Liberty Partnerships looks to provide a series of workshops run by Associate Professor of Engineering Science and Physics at the College of Staten Island, Dr. Neo Antoniades.

The series of four, two-hour Saturday workshops aims to expose LPP students to exciting fields in the STEM disciplines. About 75% of the students from this program who go on to college come to CSI. The essence of Liberty Partnerships is to inspire these at-risk youth to stay in school, find rewarding careers, and contribute to the community. By exposing them to possible careers in a highly advance field it is hoped that this will engage them and motivate them in a particular direction.

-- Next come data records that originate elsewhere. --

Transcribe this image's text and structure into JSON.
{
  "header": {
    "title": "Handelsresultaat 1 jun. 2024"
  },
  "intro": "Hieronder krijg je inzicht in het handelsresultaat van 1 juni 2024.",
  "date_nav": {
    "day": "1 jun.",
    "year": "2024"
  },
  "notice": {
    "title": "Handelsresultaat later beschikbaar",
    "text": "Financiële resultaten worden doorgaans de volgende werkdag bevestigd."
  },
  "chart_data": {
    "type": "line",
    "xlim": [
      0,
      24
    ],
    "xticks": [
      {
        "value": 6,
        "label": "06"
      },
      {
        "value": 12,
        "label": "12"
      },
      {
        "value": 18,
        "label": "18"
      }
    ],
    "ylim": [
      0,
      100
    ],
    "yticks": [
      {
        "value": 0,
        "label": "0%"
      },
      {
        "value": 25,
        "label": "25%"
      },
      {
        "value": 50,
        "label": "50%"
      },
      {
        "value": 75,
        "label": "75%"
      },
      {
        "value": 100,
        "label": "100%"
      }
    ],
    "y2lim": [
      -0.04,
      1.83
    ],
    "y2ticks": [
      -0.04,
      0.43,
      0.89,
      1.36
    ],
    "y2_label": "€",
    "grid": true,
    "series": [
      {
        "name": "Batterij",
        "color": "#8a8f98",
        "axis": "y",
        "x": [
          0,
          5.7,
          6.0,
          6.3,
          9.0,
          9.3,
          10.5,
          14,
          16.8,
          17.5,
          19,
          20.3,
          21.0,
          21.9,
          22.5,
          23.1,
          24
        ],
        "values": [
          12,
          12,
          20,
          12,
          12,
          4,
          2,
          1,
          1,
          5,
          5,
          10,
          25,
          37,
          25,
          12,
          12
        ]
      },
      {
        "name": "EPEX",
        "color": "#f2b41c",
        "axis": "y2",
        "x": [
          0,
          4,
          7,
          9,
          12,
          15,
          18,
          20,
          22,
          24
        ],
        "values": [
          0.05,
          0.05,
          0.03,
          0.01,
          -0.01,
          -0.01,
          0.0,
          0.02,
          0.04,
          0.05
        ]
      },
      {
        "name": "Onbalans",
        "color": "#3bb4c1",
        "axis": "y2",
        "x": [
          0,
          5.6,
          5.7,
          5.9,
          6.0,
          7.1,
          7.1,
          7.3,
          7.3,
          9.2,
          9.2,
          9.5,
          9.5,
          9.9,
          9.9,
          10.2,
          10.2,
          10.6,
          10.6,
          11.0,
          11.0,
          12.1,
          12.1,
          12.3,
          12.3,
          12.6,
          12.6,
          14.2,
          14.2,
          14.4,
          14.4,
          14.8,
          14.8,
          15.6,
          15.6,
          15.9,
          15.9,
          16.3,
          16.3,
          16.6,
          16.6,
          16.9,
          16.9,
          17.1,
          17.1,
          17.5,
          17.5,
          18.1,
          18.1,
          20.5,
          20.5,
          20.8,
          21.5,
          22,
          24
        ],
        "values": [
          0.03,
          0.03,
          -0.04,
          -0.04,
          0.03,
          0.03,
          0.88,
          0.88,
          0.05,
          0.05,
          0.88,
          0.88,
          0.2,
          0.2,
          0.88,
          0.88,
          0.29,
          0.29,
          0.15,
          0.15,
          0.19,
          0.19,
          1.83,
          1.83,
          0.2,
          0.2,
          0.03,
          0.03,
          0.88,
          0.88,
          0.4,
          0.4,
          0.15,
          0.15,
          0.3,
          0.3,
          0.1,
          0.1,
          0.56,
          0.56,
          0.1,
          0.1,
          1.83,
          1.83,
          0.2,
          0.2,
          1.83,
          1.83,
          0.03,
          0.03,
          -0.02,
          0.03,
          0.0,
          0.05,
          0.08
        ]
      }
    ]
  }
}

There will be approximately 20 students participating. The proposed series of workshops will deal with a variety of topics that investigate careers and engineering:

-An introduction to engineering
-The trades of an engineer
-Fields of engineering (electrical, mechanical, computer, environmental)
-Engineering design
-The role of math in engineering and how math can be made fun
-The STEAM experience (Science Technology Engineering through Applied Math): The million dollar initiative at the College of Staten Island and how it can benefit the entering freshman engineer students at CSI (scholarship/mentoring)
-Research in electrical engineering: Focus is on the high-tech fiber optic industry
-How do you do research and why?
-The use of computer simulation as a powerful design and engineering tool — Live presentations with interactive participation
-Fiber optic networks in the USA
-The role of electronics in our lives
-Introduction to Microcontrollers — where are they used and why – real-life applications
-Hands-on experimentation using the PIC 18F microcontroller in a lab environment

About Dr. Antoniades

Neo Antoniades is an electrical engineer by training. He has been teaching engineering courses in the department with a strong focus in mentoring undergraduate students toward the science fields and graduate work. His primary research area is optical communication systems and networks. During his prior industrial career with Bell Communications Research and Corning Inc., Dr. Antoniades’s research activities included design, engineering, and prototyping support of next-generation Wavelength Division Multiplexing (WDM) optical systems and networks, modeling of transmission impairments, and research on new computer modeling techniques. His current research focuses on two areas: fiber optic communication systems and networks in the metropolitan area, and resilient telecommunication networking infrastructures. Prof. Antoniades is a member of various professional societies and technical committees in the communications field and holds two U.S. patents with three others pending. He is the author or co-author of over 50 publications in leading peer-reviewed journals and conferences.